1555. Eden, Decades W. Ind., I. III. (Arb.), 75. Inclosed on bothe sydes with capes or poyntes which receaue the water.
1598. Hakluyt, Voy., I. 311. A cape or headland called Sivetinoz.
1635. N. Carpenter, Geog. Del., II. xi. 189. A Promontorie is a high mountaine bending it selfe into the sea: the head whereof is called a Cape.
1799. H. Hunter, trans. St. Pierres Stud. Nat., III. 8. Between Cape Horn and the Cape of Good Hope.

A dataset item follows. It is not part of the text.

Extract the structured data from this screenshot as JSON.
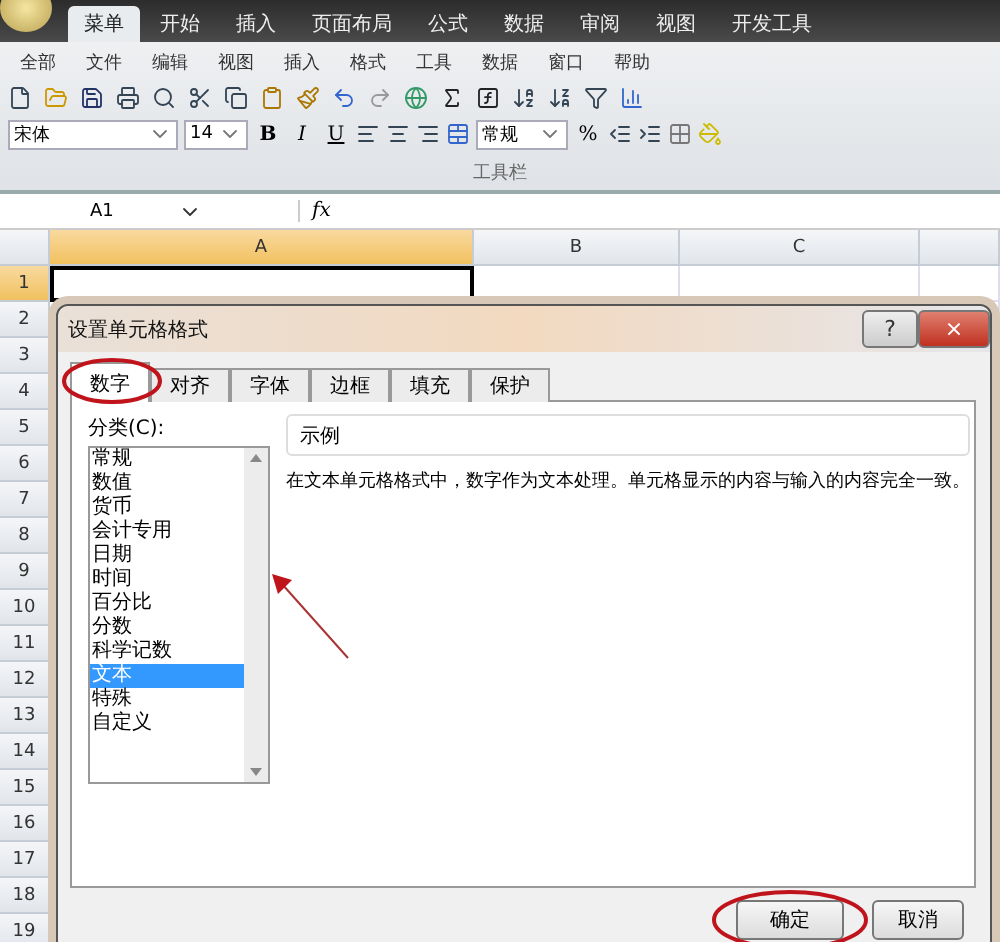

1812. Byron, Ch. Har., II. xl. Childe Harold haild Leucadias cape afar.
transf. & fig. 1850. B. Taylor, Eldorado, II. xiv. 142. We approached a cape of the mountains.
1860. Ruskin, Mod. Paint., V. Pref. 6. Pieces of paper eaten away in capes and bays of fragile decay.
2. The Cape: some familiar headland; esp. the Cape of Good Hope in South Africa. Hence familiarly for Cape Colony, and ellipt. for Cape (colony) wine, wool, funds, etc.
1667. Milton, P. L., II. 642. Through the wide Ethiopian to the Cape.
1686. Lond. Gaz., No. 2180/4. The 25th of June they all sailed from the Cape.
c. 1800. Southey, Inscript., xl. Vessels which must else have braved The formidable Cape, and have essayed The perils of the Hyperborean Sea.
a. 1845. Hood, Public Din., ii. Bucellas made handy, With Cape and bad Brandy.
1884. York Her., 23 Aug., 7/2. Wool Markets . Capes are without improvement.
1884. Pall Mall Gaz., 1 Oct., 5/2. Capes were practically unsaleable at the beginning of this week, investors fighting shy of the stock of a colony whose future political status seems somewhat hazy.
Mod. He has gone out to the Cape, to try sheep-farming.
3. Cape Fly-away (see quot.).
1769. Falconer, Dict. Marine (1789), Terre de beurre, cape fly-away, a cant-phrase applied to any illusive appearance of land in the horizontal clouds.
1867. Smyth, Sailors Word-bk., Cape Fly-away, a cloud-bank on the horizon, mistaken for land, which disappears as the ship advances.
4. attrib. a. in sense 2, as in Cape boor, region, wine, etc.; esp. in numerous names of animals, plants, etc., found at the Cape of Good Hope, as Cape aloes, ant-eater, ash, badger, ebony, heath, marmot, etc.; Cape clouds (see quot.); Cape elk, the Eland; Cape-gooseberry, Physalis pubescens; Cape-hen, a small kind of Albatross; Cape jasmine, Gardenia florida; Cape pigeon, a Petrel.
1822. Burrowes, Encycl., V. 623/2. A *cape boor bestows no more labour on his farm than is absolutely necessary.
1880. Agnes Giberne, Sun, Moon & Stars, 26970. Mention should be made of the famous Magellanic Clouds in the southern heavens. Sometimes they are called the *Cape Clouds.
1880. Silver & Co., S. Africa (ed. 3), 140. The *Cape Gooseberry is a species of winter cherry.
1775. Dalrymple, in Phil. Trans., LXVIII. 408. An uncommon birdlike *Cape hen.
1760. Ellis, ibid. LI. 932. The *Cape Jasmine is the most rare and beautiful shrub, that has yet been introduced into the European gardens.
1858. Merc. Mar. Mag., V. 290. Albatrosses and *Cape Pigeons about.
1797. Holcroft, Stolbergs Trav., III. lxxxiv. (ed. 2), 351. I have seen it drunk for red *Cape wine.
b. attrib. and in comb. in other senses; as cape-wise adv.; Cape weed, Roccella tinctoria a dye lichen, obtained from the Cape de Verde Islands (Treas. Bot., 1866).
1849. Thoreau, Week Concord Riv., 207. I jutted over the stream cape-wise.